Research That Ships
Most AI research is designed to be cited. Not deployed.
There's a pattern: build a model, beat a benchmark, publish the paper, move on. The benchmark gets more competitive. The models get bigger. The gap between what's published and what's useful stays the same.
I started On Ground Labs because I got tired of watching this cycle.
The Benchmark Problem
AI benchmarks measure what's easy to measure, not what matters. A document AI system can score 95% on field extraction accuracy while systematically confusing net pay with gross pay on every paycheck it reads. The benchmark sees a correct extraction. The mortgage underwriter using it sees a catastrophic error.
An AI memory system can perfectly recall that you're allergic to peanuts. But does it change how it behaves because it knows you? Does it adapt its tone over time? Does it know when not to bring something up? No benchmark tests for this. They test recall. They don't test understanding.
We're building evaluation frameworks that measure what actually matters for deployment — not just whether a model can extract text, but whether it understands what that text means. Not just whether a system remembers facts, but whether it acts differently because of what it knows.
The Cost Question
Here's a number that surprises people: our hard cap for v0.1 of any benchmark is under $200.
Not because we're cheap. Because if your evaluation framework needs $10,000 in compute to run, nobody outside a Big Tech lab will ever use it. And if only Big Tech labs can evaluate models, only Big Tech labs will set the standard for what "good" means.
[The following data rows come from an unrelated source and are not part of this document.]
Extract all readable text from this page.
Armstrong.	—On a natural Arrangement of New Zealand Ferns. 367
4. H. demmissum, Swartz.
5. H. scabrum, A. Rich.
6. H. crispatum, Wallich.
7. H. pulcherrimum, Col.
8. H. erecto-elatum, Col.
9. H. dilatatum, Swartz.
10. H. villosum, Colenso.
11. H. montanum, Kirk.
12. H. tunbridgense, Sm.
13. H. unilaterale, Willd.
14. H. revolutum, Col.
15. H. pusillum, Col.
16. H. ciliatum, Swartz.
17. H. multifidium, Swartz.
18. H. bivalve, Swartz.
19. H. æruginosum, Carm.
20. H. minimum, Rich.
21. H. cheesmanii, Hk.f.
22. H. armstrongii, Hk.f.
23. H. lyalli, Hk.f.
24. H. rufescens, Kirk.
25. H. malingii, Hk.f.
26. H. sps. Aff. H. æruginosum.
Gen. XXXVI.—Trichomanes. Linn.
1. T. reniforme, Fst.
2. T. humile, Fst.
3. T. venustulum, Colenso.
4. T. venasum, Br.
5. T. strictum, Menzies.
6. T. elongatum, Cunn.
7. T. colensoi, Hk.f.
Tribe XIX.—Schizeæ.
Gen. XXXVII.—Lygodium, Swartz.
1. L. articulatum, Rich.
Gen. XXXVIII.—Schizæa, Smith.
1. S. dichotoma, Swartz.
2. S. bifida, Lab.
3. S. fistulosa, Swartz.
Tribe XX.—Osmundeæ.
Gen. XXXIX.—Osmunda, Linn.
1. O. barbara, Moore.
We default to open-source models and free tiers. We run experiments on Colab. We design benchmarks that a graduate student at a tier-3 Indian university can reproduce on their laptop.
That's not a constraint. That's a feature.
What Grounded Research Looks Like
23 researchers. 14 projects. 4 papers in conference review. 3 patent domains filed.
The projects span three pillars. Agentic systems that operate in messy real-world environments — enterprise data spread across Slack, CRMs, contracts, and billing systems where no single source tells the truth. Evaluation frameworks that catch the failures current benchmarks miss. And model training research on making small models smarter instead of making big models bigger.
Every project follows the same principle: if it can't be deployed, it doesn't count. A paper that only works on a curated dataset isn't research. It's a demo.
The Alternative to Publish or Perish
Academic research is stuck in a loop. Publish or perish means optimizing for paper count, not impact. Researchers chase incremental improvements on established benchmarks because that's what gets accepted. Nobody gets tenure for building something useful that doesn't beat a state-of-the-art number.
We're trying a different approach. Our researchers are building things they can own and extend. Open datasets rooted in real community needs, not synthetic collections designed to make models look good. Benchmarks that practitioners actually use, not ones that only exist in conference proceedings.
The goal isn't to publish more papers. It's to build the evaluation and deployment infrastructure that makes AI actually work outside a lab.
The Bet
The best AI research won't come from the biggest labs. It'll come from the ones closest to real problems. The ones that build for ₹15,000 devices, not ₹15,00,000 servers. The ones that measure what matters, not what's easy.
That's what "On Ground" means. Applied, field-tested, close to life. The opposite of "in the cloud."
I expanded on the small-models thesis at Cypher 2025 and in a deeper technical piece later that year. The book we're writing — Inference Intuition — is part of the same effort: making this knowledge accessible, not gated.